I think that she of the group text pregnancy announcement gave birth the past few days. A girl – they didn’t find out the sex so it was a surprise at birth. I saw a random post on her Facebook page congratulating her, but when I went back it was gone.

My phone screen is cracked. I have to drive to Providence to get it fixed, because the Apple stores in Hingham & Dedham are closed for renovations. Aggravating! Looking at my phone, with the spiderweb crack, is driving me mad, but my upcoming Genius Bar reservation will probably also drive me mad.

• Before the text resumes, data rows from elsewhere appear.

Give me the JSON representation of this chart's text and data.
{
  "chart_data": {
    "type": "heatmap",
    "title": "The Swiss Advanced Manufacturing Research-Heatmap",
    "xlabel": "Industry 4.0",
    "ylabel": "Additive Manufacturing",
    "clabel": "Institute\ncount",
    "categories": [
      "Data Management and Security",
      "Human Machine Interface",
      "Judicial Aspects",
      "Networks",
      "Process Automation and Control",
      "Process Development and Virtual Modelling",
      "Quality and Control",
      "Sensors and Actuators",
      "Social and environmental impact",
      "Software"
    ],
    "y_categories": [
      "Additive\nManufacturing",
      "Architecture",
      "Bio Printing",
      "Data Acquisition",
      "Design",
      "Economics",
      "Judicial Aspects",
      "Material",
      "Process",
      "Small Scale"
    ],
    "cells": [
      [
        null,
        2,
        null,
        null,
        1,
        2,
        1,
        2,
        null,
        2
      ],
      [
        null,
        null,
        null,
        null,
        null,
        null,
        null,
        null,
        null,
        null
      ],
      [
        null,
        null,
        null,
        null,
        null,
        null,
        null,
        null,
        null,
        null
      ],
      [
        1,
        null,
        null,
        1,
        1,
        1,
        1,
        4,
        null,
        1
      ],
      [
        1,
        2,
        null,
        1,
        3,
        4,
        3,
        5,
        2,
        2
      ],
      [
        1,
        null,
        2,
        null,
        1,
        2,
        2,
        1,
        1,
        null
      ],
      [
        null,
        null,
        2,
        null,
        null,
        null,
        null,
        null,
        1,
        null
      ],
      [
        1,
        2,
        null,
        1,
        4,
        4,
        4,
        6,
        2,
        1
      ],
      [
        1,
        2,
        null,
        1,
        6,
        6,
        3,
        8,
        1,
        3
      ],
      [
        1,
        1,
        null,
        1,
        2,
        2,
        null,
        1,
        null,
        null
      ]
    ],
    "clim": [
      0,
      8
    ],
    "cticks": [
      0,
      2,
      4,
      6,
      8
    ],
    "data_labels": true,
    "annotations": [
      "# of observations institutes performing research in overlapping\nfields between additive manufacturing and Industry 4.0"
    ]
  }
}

I haven’t been temping or charting or OPK’ing, and I wonder where I am. I know it’s CD23, but that means nothing without the context behind it. I am Type A, and like to know things and be in control, but I kind of like not knowing. Plausible deniability…. or willful ignorance? Willful blindness? What I don’t know can’t hurt me, I think.

The Husband took me out for a birthday dinner at one of my favorite restaurants the Friday before my birthday (a week and a half ago). During the drive there is when we had the conversation where we ultimately decided to “try again” (or rather, not prevent a pregnancy.) When we walked into the restaurant “The Wind Cries Mary” was playing. I don’t think I’ve ever before heard the song played in a restaurant or any other public place for that matter. It is my favorite, as evidenced by the blog title and URL, but I don’t hear it unless I play it myself. As we sat down the song ended and “Wild Horses” started playing next. Two of my absolute favorite songs (j’adore classic rock) back to back. I don’t know why I keep thinking about that, but I do.